A searchable registry of parsers
- Any parser code that implements the above functionality can be added (automatically or otherwise) to a registry of parsers that can be filtered against the metadata schema from the I. This could allow for automated support of a new file type (i.e., filter for parsers that support such a file type, and that provide a container, automatically download and deploy the container and use the expected endpoints to parse the data file).
- Such a registry would provide discoverability and automated validation of resources, accelerating the proliferation of shared or overlapping data models, schemas and semantics. The registry can then be used to chain parsers together as composable blocks, for example, a custom semantic layer could be added to a data model as a converter from a JSON file with well-defined schema, into a JSON-LD file.

Goals & expected impact

Choose some “anointed” parsing libraries across underserved disciplines (primarily for experimental data), and use them as prototypical cases for the above tooling. There are already several options within the list of interested working group members that could be fruitful.

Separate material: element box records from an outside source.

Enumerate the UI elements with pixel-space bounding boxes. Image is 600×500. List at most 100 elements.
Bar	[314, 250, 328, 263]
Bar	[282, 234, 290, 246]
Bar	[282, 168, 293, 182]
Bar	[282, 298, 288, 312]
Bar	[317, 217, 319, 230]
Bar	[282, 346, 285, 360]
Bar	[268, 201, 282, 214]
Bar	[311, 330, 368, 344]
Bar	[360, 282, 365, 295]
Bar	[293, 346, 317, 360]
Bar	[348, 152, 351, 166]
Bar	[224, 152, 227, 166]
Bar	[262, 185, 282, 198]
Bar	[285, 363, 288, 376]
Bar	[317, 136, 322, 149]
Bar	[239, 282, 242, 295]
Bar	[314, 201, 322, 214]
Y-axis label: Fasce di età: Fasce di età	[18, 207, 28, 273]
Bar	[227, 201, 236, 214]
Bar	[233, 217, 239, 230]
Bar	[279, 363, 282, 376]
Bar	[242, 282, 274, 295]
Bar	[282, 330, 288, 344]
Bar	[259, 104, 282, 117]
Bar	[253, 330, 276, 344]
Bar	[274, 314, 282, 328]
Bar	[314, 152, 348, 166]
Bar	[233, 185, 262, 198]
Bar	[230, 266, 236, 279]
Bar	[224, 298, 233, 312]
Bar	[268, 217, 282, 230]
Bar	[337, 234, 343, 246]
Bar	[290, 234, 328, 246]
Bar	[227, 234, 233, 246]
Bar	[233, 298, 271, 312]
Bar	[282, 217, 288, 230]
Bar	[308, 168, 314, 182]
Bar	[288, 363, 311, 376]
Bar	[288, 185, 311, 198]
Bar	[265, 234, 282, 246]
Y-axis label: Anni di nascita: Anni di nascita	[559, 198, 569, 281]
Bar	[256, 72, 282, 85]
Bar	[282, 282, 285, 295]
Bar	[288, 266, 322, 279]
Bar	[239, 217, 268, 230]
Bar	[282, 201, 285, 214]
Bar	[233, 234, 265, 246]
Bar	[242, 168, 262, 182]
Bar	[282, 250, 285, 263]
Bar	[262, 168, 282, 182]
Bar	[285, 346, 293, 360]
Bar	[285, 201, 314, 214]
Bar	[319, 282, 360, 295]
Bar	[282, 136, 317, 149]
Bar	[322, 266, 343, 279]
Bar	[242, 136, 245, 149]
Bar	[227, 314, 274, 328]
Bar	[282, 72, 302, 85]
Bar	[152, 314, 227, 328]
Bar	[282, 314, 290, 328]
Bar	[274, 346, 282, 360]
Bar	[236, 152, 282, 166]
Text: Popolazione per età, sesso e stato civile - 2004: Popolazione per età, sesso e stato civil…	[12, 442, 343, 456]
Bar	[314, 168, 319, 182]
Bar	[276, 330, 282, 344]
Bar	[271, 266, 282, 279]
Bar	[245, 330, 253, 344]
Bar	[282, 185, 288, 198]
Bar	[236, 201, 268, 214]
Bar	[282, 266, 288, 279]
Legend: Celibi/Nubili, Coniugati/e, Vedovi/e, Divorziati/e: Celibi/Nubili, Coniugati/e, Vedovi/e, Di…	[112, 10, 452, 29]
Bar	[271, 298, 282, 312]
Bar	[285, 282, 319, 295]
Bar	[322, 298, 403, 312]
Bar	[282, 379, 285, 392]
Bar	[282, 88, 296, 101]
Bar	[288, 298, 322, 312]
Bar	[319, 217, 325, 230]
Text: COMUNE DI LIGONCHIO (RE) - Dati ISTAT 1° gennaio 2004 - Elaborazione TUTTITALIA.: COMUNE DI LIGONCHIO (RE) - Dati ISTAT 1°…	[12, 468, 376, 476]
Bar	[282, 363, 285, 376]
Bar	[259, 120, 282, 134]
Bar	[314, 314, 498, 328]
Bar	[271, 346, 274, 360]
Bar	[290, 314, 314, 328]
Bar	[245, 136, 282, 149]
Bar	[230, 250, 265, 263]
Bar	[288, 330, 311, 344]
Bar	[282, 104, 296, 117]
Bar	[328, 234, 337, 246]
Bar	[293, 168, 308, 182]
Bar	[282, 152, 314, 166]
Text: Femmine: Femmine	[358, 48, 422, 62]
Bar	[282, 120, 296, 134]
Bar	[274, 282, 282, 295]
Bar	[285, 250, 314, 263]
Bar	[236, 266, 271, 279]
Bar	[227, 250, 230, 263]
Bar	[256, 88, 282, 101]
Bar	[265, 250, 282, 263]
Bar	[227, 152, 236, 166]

The impact here should not only be a more reusable packaging of existing parsers, but also upstream improvements to the parsers themselves as schemas are formalized for the first time.
Once a simple registry has been set up, WG members will trial its use within their own existing infrastructure projects across materials science and chemical data management. If the trial is successful, some of the maintenance burden for these steps could be shared amongst the interested parties, such that future development benefits all.

Deliverables

Within 12 months of the commencement of the working group, we will deliver:

A Working Group Note, published on the MaRDA Alliance website
A proof-of-concept implementation of I, II and III: documented, open source and available under the MaRDA Alliance GitHub organization.